Horsepower: One horsepower equal to 9,000 BTU/hr (check with your contractors exactly how many BTU/hr when they quote in horsepower)

Fan Coil: The air conditioner unit that is installed inside the house. It takes the heat and moisture out of the air as the refrigerant (what you might know as gas) evaporate.

Refrigerant: This is the real name for what many people call freon or R410A. It’s the fluid that evaporates at low temperatures and pulls heat and humidity out of the air to remove heat from your home in the summer, and put heat in your home in the winter if you own a heat pump.

Condenser: This is the unit outside the house that’s usually making all the noise (at least in the older models). This holds the compressor that is called the heart of your system. In addition, it also transforms your refrigerant (freon/R410A) from a gas to a liquid. Finally, there’s a fan discharging heat to the outdoors.

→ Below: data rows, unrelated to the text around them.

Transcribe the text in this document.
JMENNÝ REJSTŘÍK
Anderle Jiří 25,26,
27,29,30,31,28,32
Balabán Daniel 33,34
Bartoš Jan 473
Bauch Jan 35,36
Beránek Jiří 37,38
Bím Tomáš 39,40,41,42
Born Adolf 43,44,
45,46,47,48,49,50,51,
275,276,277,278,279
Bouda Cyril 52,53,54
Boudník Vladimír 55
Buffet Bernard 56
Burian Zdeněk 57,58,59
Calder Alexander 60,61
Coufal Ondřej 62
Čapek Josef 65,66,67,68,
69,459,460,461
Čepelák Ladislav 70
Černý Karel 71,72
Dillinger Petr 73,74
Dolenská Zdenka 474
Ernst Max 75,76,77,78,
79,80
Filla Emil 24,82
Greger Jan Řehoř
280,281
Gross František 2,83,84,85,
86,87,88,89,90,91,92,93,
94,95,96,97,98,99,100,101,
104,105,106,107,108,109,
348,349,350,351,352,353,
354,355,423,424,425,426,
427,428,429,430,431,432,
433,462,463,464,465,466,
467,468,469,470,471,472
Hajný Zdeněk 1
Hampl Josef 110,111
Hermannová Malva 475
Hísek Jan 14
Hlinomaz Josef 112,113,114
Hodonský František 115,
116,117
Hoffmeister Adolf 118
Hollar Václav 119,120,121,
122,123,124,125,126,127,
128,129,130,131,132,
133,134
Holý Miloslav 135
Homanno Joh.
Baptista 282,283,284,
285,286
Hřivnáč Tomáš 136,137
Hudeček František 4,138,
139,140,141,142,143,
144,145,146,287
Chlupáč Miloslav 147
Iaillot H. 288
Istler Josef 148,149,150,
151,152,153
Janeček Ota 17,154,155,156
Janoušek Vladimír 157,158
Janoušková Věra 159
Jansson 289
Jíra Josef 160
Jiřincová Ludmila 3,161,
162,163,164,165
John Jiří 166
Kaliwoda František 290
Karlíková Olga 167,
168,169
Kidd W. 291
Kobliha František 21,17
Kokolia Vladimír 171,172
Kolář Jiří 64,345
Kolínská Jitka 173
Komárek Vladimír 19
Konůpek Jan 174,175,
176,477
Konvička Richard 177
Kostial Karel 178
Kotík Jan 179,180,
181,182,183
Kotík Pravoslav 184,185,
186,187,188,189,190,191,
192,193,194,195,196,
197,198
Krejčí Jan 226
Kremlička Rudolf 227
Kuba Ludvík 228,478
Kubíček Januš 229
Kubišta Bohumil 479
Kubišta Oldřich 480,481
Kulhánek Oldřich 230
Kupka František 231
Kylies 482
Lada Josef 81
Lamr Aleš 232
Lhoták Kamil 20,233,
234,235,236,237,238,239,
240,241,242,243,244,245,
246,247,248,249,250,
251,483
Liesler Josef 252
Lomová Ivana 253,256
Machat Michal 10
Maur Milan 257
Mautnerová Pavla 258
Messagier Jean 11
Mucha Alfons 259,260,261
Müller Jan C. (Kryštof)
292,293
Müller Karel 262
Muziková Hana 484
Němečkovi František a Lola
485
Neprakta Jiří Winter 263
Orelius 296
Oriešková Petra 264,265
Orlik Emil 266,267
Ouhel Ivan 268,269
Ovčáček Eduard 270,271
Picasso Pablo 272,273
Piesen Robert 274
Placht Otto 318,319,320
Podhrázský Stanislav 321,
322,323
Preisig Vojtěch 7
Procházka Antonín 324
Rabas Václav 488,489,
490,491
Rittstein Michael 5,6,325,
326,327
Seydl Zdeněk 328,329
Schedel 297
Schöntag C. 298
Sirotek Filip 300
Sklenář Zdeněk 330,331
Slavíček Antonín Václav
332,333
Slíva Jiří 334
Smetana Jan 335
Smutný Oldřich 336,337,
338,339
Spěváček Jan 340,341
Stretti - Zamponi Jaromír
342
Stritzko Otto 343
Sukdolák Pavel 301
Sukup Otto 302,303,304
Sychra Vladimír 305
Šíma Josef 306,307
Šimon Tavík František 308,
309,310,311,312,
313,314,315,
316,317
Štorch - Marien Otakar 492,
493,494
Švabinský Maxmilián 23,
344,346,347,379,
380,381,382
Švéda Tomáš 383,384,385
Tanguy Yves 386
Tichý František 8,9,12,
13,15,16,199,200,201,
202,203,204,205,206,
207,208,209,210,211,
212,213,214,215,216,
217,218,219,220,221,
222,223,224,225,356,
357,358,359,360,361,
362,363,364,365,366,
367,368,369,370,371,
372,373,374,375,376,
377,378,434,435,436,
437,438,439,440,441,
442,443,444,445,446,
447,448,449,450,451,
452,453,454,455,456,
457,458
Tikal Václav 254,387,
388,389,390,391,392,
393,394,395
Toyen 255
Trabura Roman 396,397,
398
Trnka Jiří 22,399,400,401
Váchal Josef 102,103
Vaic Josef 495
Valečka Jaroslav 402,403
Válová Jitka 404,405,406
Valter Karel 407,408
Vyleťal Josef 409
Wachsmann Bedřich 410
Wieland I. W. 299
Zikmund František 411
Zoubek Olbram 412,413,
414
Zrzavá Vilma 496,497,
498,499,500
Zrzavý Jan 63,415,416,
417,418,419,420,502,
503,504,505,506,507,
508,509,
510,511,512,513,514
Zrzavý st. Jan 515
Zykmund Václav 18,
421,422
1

Compressor: The heart of your air conditioner. It moves the refrigerant from the condensing unit to the fan coil unit and back to the condensing to form a cycle.

Split System: The most common type of home comfort system in the country. Some components are inside the home and others outside. Inside is the furnace which has an evaporator coil. Outside is the condensing unit.

S.E.E.R.: Seasonal Energy Efficiency Rating. Air conditioners and coils are rated by S.E.E.R. Higher S.E.E.R. ratings use electricity more efficiently, meaning you will use less kilowatts to cool your home and therefore reduce your monthly utility bill.

A.F.U.E.: Fossil fuel furnaces and boilers are rated by Annual Fuel Utilization of Efficiency. Higher A.F.U.E. ratings burn the fuel more efficiently, meaning you will use less gas, propane or oil to heat your home and therefore reduce your monthly energy bill.